Eux doivent se contenter de l'admirer de l'extérieur. Caroline, elle, l'emprunte régulièrement, avec à chaque fois une pointe d'émotion : "Cette passerelle représente la paix. On est à quelques mètres de la frontière avec l'Allemagne, qui a été le théâtre de deux guerres mondiales. C’est donc important d’avoir un symbole de paix. J’ai grandi à Roeschwoog, qui se situe également à la frontière, mon papa était travailleur frontalier. Les ponts, ça veut dire beaucoup pour moi. C’est un beau clin d’œil."
552 combinaisons de langues différentes à interpréter en simultané
Lorsqu'elle travaillait au Parlement comme attachée parlementaire, elle fréquentait très régulièrement l'hémicycle, le "cœur du navire". Les 720 députés européens y passent quasiment une semaine par mois (du lundi au jeudi) pour voter les lois lors des sessions. À midi pile, chaque jour. "Chez nous, à midi, on ne mange pas, on vote !", sourit Caroline Huck Hiebel.
Même habituée de l'institution, elle reste émerveillée par son fonctionnement : des députés de 27 pays qui doivent travailler ensemble, négocier, s'accorder sur des compromis... et tout cela dans 24 langues différentes. Plus de 250 interprètes traduisent les débats en permanence. "Ça fait 552 combinaisons de langues différentes à interpréter en simultané, explique-t-elle à un groupe de visiteurs pour lequel elle donne une conférence. Si demain un agriculteur ne peut pas travailler au Parlement à cause de la barrière de la langue, il ne pourra pas représenter tous les agriculteurs derrière lui, c’est donc très important que chacun puisse s’exprimer dans sa propre langue et surtout comprendre la même chose que les autres."

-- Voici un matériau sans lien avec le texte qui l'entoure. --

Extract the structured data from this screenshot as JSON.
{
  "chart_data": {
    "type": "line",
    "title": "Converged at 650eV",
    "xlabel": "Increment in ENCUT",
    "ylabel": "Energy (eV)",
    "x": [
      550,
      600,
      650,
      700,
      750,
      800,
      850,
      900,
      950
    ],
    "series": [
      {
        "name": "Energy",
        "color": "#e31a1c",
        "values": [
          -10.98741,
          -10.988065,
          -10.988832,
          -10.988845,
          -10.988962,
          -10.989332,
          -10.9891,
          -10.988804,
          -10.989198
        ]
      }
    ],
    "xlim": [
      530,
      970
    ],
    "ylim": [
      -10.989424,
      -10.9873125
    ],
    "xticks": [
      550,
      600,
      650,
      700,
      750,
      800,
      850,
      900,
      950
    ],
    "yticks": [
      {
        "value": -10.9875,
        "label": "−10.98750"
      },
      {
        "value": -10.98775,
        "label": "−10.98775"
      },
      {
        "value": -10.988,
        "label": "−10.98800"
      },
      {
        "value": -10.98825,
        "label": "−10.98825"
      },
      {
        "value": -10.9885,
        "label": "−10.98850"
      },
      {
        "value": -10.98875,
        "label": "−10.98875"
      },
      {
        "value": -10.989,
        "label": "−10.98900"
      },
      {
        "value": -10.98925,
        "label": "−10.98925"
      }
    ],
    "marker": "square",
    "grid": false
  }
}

En quittant l'hémicycle, nous sommes face à un alignement de petites passerelles. Là encore, très symboliques pour figurer la démocratie européenne : elles évoquent les fameux compromis. "D'un côté se trouvent les salles de réunion et les bureaux où on travaille pour trouver des compromis, incarnés par ces ponts. Puis en face, le processus se poursuit dans l’hémicycle où la loi est votée", détaille Caroline.
La jeune femme tient à faire connaître ces histoires et la manière dont le Parlement œuvre pour nous au quotidien. Elle invite les citoyens à visiter l'institution. C'est possible du lundi au samedi, librement et gratuitement. Car mieux comprendre l'Union européenne, c'est pouvoir participer aux débats. Fondamental selon elle, alors que l'Europe est de plus en plus décriée.
Lors des journées de sessions, vous pourrez découvrir une véritable fourmilière avec parfois 8 000 personnes sur le site. Le Parlement héberge plusieurs restaurants, un salon de coiffure, une crèche ou encore une salle de méditation.